The common language reflects the deep relations between the government and the right -wing media, especially Fox News, to a large extent the most popular cable news network in the country. Nearly 20 Fox News graduates joined the administration, including the highest levels, where the former hosts took the Higseth Beit on Bentagon and Shawn Doves leading the transportation management. Lara Trump, the president’s son -in -law, has received her special presentation on the network.

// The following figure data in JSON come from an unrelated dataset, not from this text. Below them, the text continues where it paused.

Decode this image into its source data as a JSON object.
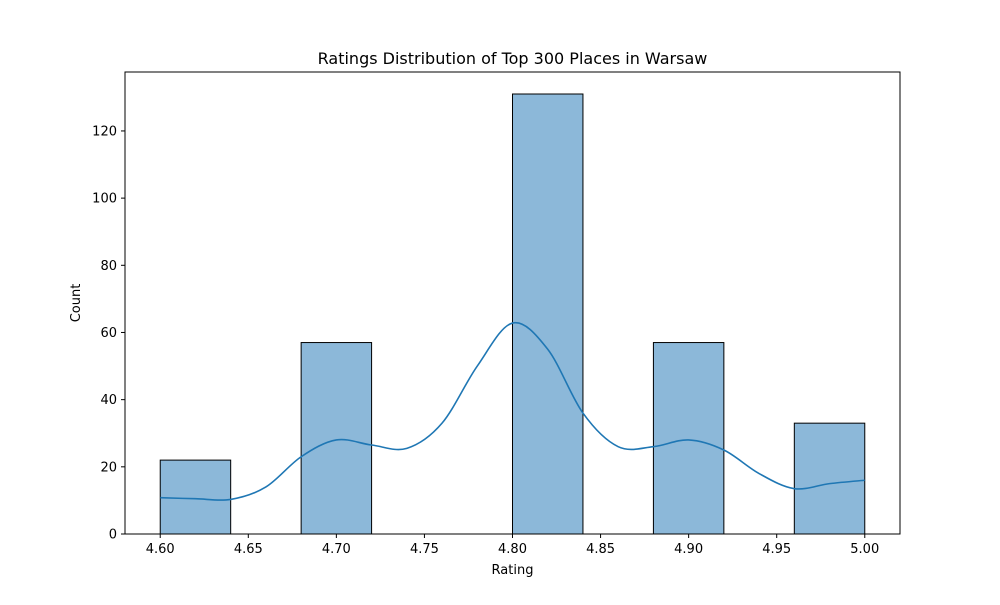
{
  "chart_data": {
    "type": "bar",
    "title": "Ratings Distribution of Top 300 Places in Warsaw",
    "xlabel": "Rating",
    "ylabel": "Count",
    "xlim": [
      4.58,
      5.02
    ],
    "ylim": [
      0,
      137.55
    ],
    "xticks": [
      4.6,
      4.65,
      4.7,
      4.75,
      4.8,
      4.85,
      4.9,
      4.95,
      5.0
    ],
    "xtick_labels": [
      "4.60",
      "4.65",
      "4.70",
      "4.75",
      "4.80",
      "4.85",
      "4.90",
      "4.95",
      "5.00"
    ],
    "yticks": [
      0,
      20,
      40,
      60,
      80,
      100,
      120
    ],
    "ytick_labels": [
      "0",
      "20",
      "40",
      "60",
      "80",
      "100",
      "120"
    ],
    "bins": [
      {
        "start": 4.6,
        "end": 4.64,
        "count": 22
      },
      {
        "start": 4.64,
        "end": 4.68,
        "count": 0
      },
      {
        "start": 4.68,
        "end": 4.72,
        "count": 57
      },
      {
        "start": 4.72,
        "end": 4.76,
        "count": 0
      },
      {
        "start": 4.76,
        "end": 4.8,
        "count": 0
      },
      {
        "start": 4.8,
        "end": 4.84,
        "count": 131
      },
      {
        "start": 4.84,
        "end": 4.88,
        "count": 0
      },
      {
        "start": 4.88,
        "end": 4.92,
        "count": 57
      },
      {
        "start": 4.92,
        "end": 4.96,
        "count": 0
      },
      {
        "start": 4.96,
        "end": 5.0,
        "count": 33
      }
    ],
    "kde": {
      "x": [
        4.6,
        4.62,
        4.64,
        4.66,
        4.68,
        4.7,
        4.72,
        4.74,
        4.76,
        4.78,
        4.8,
        4.82,
        4.84,
        4.86,
        4.88,
        4.9,
        4.92,
        4.94,
        4.96,
        4.98,
        5.0
      ],
      "y": [
        10.8,
        10.5,
        10.3,
        14,
        23,
        28,
        26.5,
        25.5,
        33,
        50,
        62.8,
        55,
        36,
        26,
        26,
        28,
        25,
        18,
        13.5,
        15,
        16
      ]
    },
    "bar_color": "#8cb8d9",
    "bar_edge_color": "#000000",
    "kde_color": "#1f77b4",
    "grid": false,
    "legend": "none"
  }
}
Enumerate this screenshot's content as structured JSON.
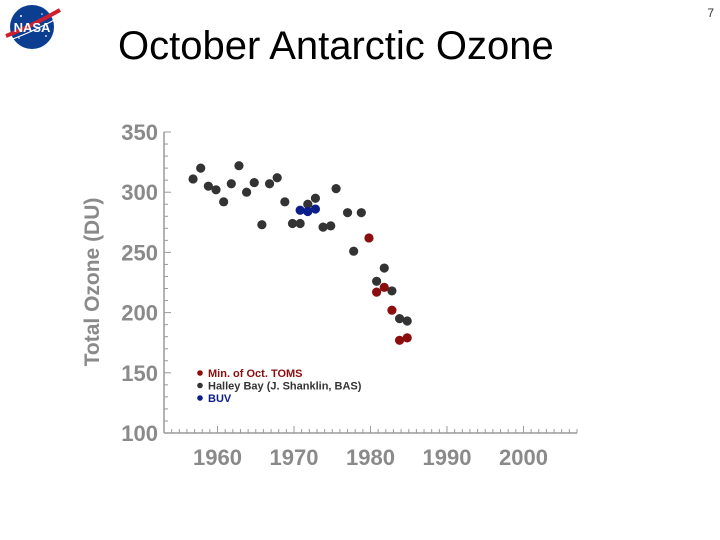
{
  "slide": {
    "title": "October Antarctic Ozone",
    "page_number": "7",
    "logo_text": "NASA"
  },
  "colors": {
    "halley": "#333333",
    "toms": "#8b0d0d",
    "buv": "#0a1f8a",
    "axis": "#9a9a9a",
    "tick_text": "#8a8a8a"
  },
  "chart_data": {
    "type": "scatter",
    "title": "",
    "xlabel": "",
    "ylabel": "Total Ozone (DU)",
    "xlim": [
      1953,
      2007
    ],
    "ylim": [
      100,
      350
    ],
    "x_ticks": [
      "1960",
      "1970",
      "1980",
      "1990",
      "2000"
    ],
    "y_ticks": [
      "100",
      "150",
      "200",
      "250",
      "300",
      "350"
    ],
    "grid": false,
    "legend_position": "bottom-left",
    "series": [
      {
        "name": "Halley Bay (J. Shanklin, BAS)",
        "color": "#333333",
        "points": [
          [
            1956.8,
            311
          ],
          [
            1957.8,
            320
          ],
          [
            1958.8,
            305
          ],
          [
            1959.8,
            302
          ],
          [
            1960.8,
            292
          ],
          [
            1961.8,
            307
          ],
          [
            1962.8,
            322
          ],
          [
            1963.8,
            300
          ],
          [
            1964.8,
            308
          ],
          [
            1965.8,
            273
          ],
          [
            1966.8,
            307
          ],
          [
            1967.8,
            312
          ],
          [
            1968.8,
            292
          ],
          [
            1969.8,
            274
          ],
          [
            1970.8,
            274
          ],
          [
            1971.8,
            290
          ],
          [
            1972.8,
            295
          ],
          [
            1973.8,
            271
          ],
          [
            1974.8,
            272
          ],
          [
            1975.5,
            303
          ],
          [
            1977.0,
            283
          ],
          [
            1977.8,
            251
          ],
          [
            1978.8,
            283
          ],
          [
            1980.8,
            226
          ],
          [
            1981.8,
            237
          ],
          [
            1982.8,
            218
          ],
          [
            1983.8,
            195
          ],
          [
            1984.8,
            193
          ]
        ]
      },
      {
        "name": "Min. of Oct. TOMS",
        "color": "#8b0d0d",
        "points": [
          [
            1979.8,
            262
          ],
          [
            1980.8,
            217
          ],
          [
            1981.8,
            221
          ],
          [
            1982.8,
            202
          ],
          [
            1983.8,
            177
          ],
          [
            1984.8,
            179
          ]
        ]
      },
      {
        "name": "BUV",
        "color": "#0a1f8a",
        "points": [
          [
            1970.8,
            285
          ],
          [
            1971.8,
            284
          ],
          [
            1972.8,
            286
          ]
        ]
      }
    ],
    "legend": [
      {
        "label": "Min. of Oct. TOMS",
        "color": "#8b0d0d"
      },
      {
        "label": "Halley Bay (J. Shanklin, BAS)",
        "color": "#333333"
      },
      {
        "label": "BUV",
        "color": "#0a1f8a"
      }
    ]
  }
}
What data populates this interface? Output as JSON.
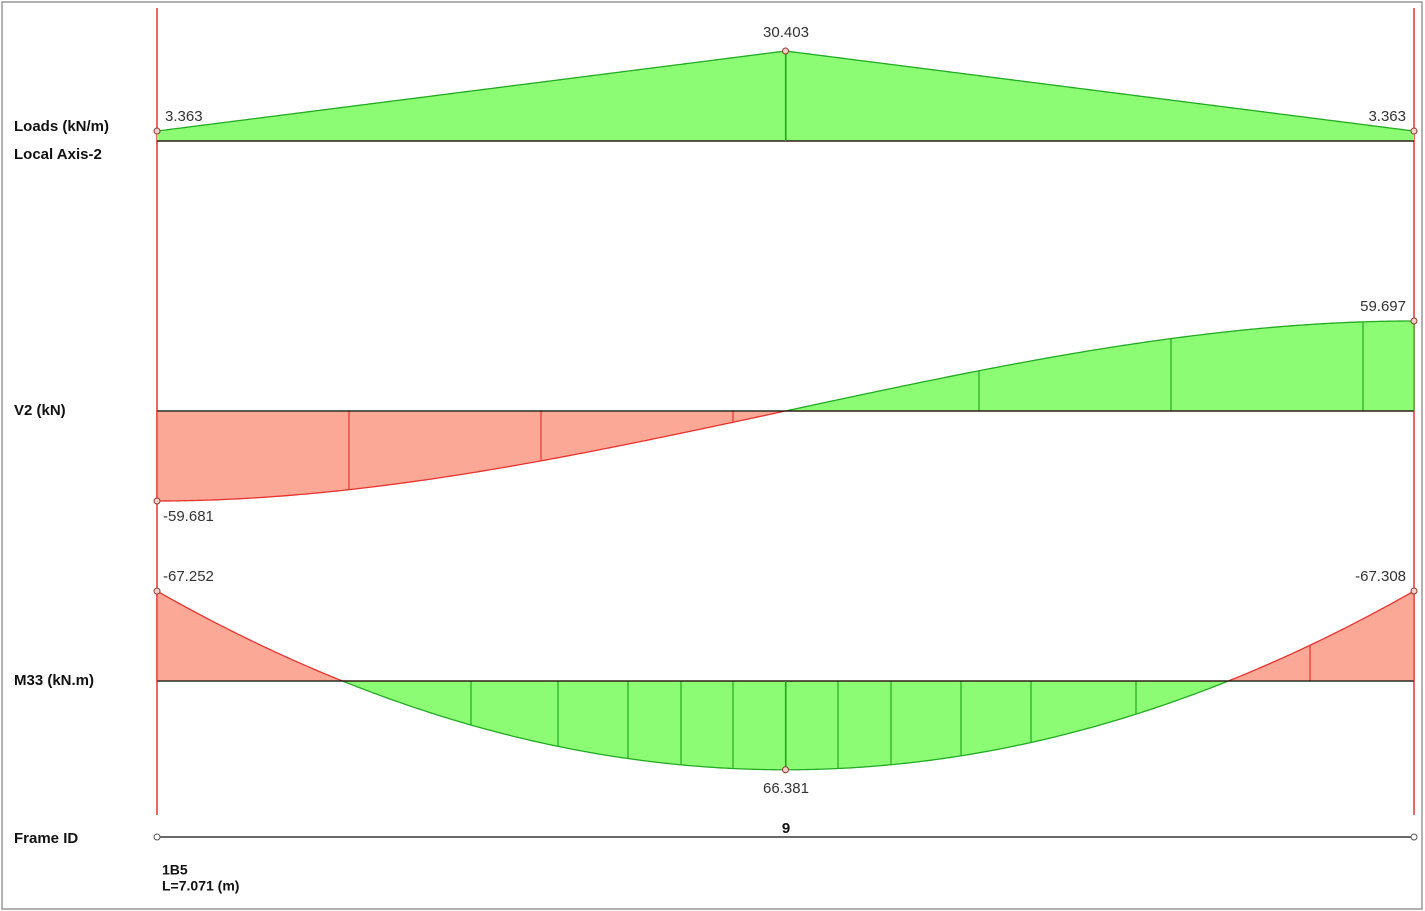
{
  "panels": [
    {
      "label": "Loads (kN/m)",
      "axis_label": "Local Axis-2",
      "values": [
        3.363,
        30.403,
        3.363
      ]
    },
    {
      "label": "V2 (kN)",
      "values": [
        -59.681,
        59.697
      ]
    },
    {
      "label": "M33 (kN.m)",
      "values": [
        -67.252,
        66.381,
        -67.308
      ]
    }
  ],
  "frame": {
    "label": "Frame ID",
    "id": "9",
    "name": "1B5",
    "length": "L=7.071 (m)"
  },
  "colors": {
    "positive": "#8cfc74",
    "negative": "#fba996"
  }
}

Fox News rejected the comment. The White House did not respond to a request for comment.

The Fox News and White House’s suggestion is that the policies of Mr. Trump’s “proper sense” are not only the right policies but also have wide support between the vast majority of Americans. The poll presented a more complex picture.

Mr. Trump’s efforts to prohibit diversity, fairness and integration – known as Dei – the country is divided equally, according to A poll in the New York Times and Ibsos From January, before its opening: 48 percent want to eliminate such programs while 47 percent support them.

The same can be said for parts of Mr. Trump’s policy in the Middle East. (Mr. Trump has supported assistance to Israel, while 53 per cent in the same survey said that the United States spends a lot to support the country.) The deportation of all illegal immigrants, which is the cornerstone of Mr. Trump’s immigration policy, has a small majority of support, with 55 Positive support the idea.

Some other policies of Mr. Trump are more popular: most Americans-about 80 percent, including two-thirds of Democrats-that sexually transformed women should be allowed to compete in women’s sports, according to the January poll. (Mr. Trump signed an executive order prohibiting his participation.) (Mr. Trump has a law in January that would deport illegal immigrants who are not accused of a variety of crimes, from theft to killing.)

Other policies paid by Mr. Trump and the conservative media do not have the “proper instinct” of Mr. Trump’s recent investigation to evaluate her popularity, including ending Beni and requires the identity of the image to vote.

The embrace of “proper instinct” has risen on Fox News, where the term was mentioned nearly 500 times in January, according to data from CashMedia Monitoring Company, an increase of about 200 months in previous years.

Some signals on Fox News come from their own “District sense of sense,” The part of the Trace Gallagher interacts with the news based on what the “proper sense” may dictate.

As Mr. Trump moved to the dismantling of the United States Agency for International Development, which provides funding for humanitarian programs around the world, protests erupted and democratic lawmakers brought gatherings to support the group.

“This proper logic will not be described as external aid but rather a local Bonduelg, Bundoglig with millions of dollars.”

The latest ballot shows that the majority of Americans – about 60 percent – support focus on problems at home instead of abroad, which is a transformation from 2019, when Americans were equally divided into this question. (Poll to spending external aid, From 2014It also showed that 95 percent of the respondents were exaggerated or did not know how much the United States spent on external aid. The correct answer: less than 1 percent of the federal budget.)

Mark Levin, a Fox News host and Mr. Trump’s ally, seemed to see the Echo between the White House and Fox News when he raised the phrase hunting in his presentation.

Mr. Levin said: “What Trump suggests is not radical, it is a” sound sense “, as he puts it.” “When” common sense “says, for many of us, this means the conservative. Because the governor is a healthy sense.”

Ruth EGLINEC and Christine Chang The reports contributed.